Quand on s’intéresse à un mode de vie comme le zéro déchet, on apprend très vite que la règle la plus efficace est de refuser. C’est une règle qui comporte déjà des défis pour chaque personne, mais le niveau de difficulté peut quintupler avec des enfants. C’est pourquoi j’aimerais partager le cheminement de ma fille depuis presque un an.
Pour l’occasion du Jour de la Terre, je fais chaque année une causerie avec les enfants du CPE où je travaille. L’année passée, j’ai pratiqué ma causerie avec ma fille qui venait d’avoir trois ans. Cet événement a été le début d’une énorme prise de conscience pour elle. Alice, qui adore la nature, a bien compris que nous pouvons « faire bobo à la Terre » soit par nos choix de consommation, soit par la façon dont nous disposons de ce que nous ne voulons plus.
La semaine d’après, nous sommes allées à l’épicerie et la caissière lui a donné un ballon de sa couleur préférée. Quand j’ai vu le sourire de ma fille, j’ai hésité quelques instants sur l’intervention que je devais faire.
Comment faire pour qu’elle apprenne à refuser sans se sentir brimée ?
J’ai terminé de payer et nous nous sommes éloignées de la caisse. Je lui ai alors demandé si elle se souvenait de ce qui arrive aux déchets après que le camion les ait ramassés. Puis, je lui ai expliqué que les ballons se brisent très facilement, qu’on ne peut pas les réparer et qu’ils s’en vont dans les poubelles pour très longtemps.
Je lui ai demandé doucement si elle se sentait bien de le redonner à la caissière. C’est à ce moment qu’elle m’a totalement étonnée : elle a donné un câlin à son ballon, est allée le redonner et est revenue avec un grand sourire. WOW !
J’ai alors foncé vers le renforcement positif en la félicitant, en préparant une activité spéciale pour elle en lui rappelant que j’étais fière qu’elle prenne soin de la Terre et je n’ai pas hésité à raconter cette anecdote à tout le monde devant elle.

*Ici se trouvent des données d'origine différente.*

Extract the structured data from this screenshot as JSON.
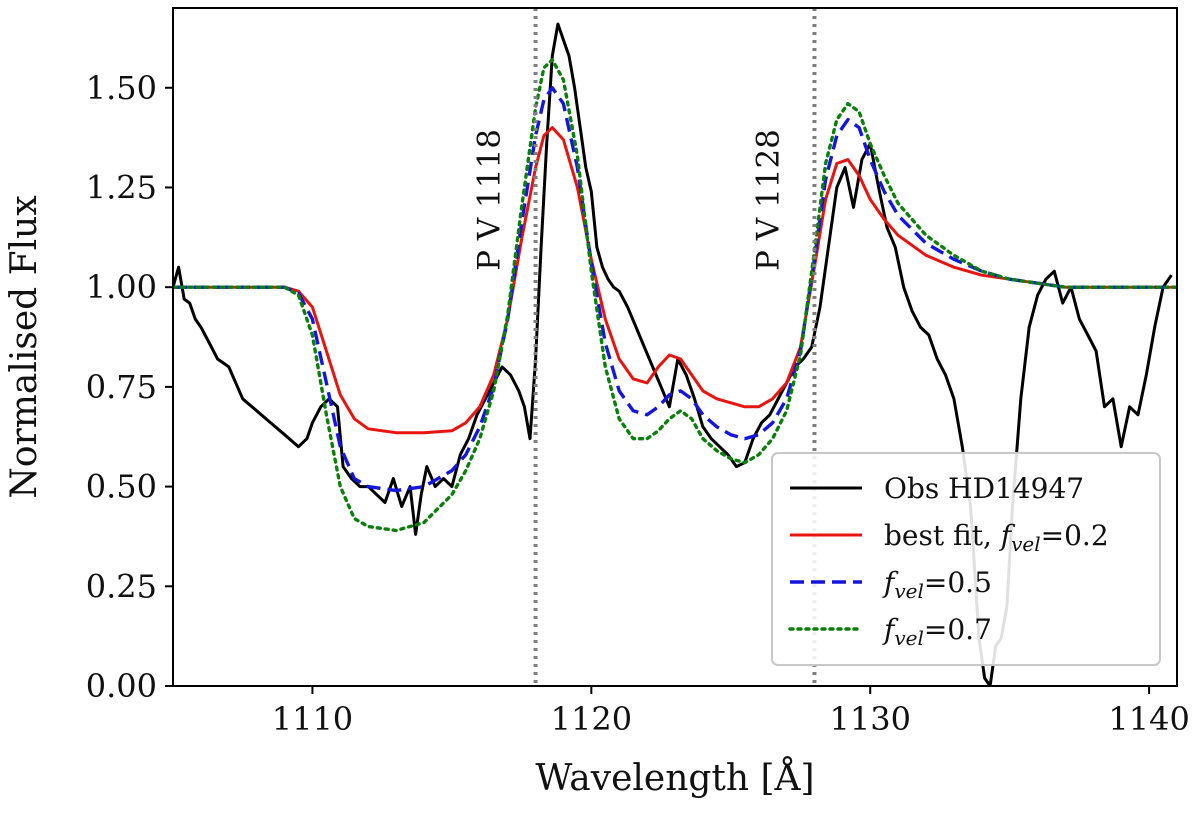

C’est ainsi qu’elle a refusé d’elle-même les prochains petits cadeaux.
Par la suite, j’ai commencé à lui expliquer chaque décision que je prenais. Elle a donc appris pourquoi il est préférable d’acheter des choses quand nous en avons besoin et de les acheter usagées, si possible. Elle a compris d’où viennent les choses que nous consommons et ce qui leur arrive en fin de vie. Elle sait qu’il existe des options lavables pour presque tout ce qui est jetable. Elle nous voit réparer nos choses brisées et commence à les réparer elle-même avec de l’aide. Je l’ai amenée avec moi lors de mes commissions, donc elle me voit acheter notre nourriture en vrac et faire remplir nos produits d’hygiène.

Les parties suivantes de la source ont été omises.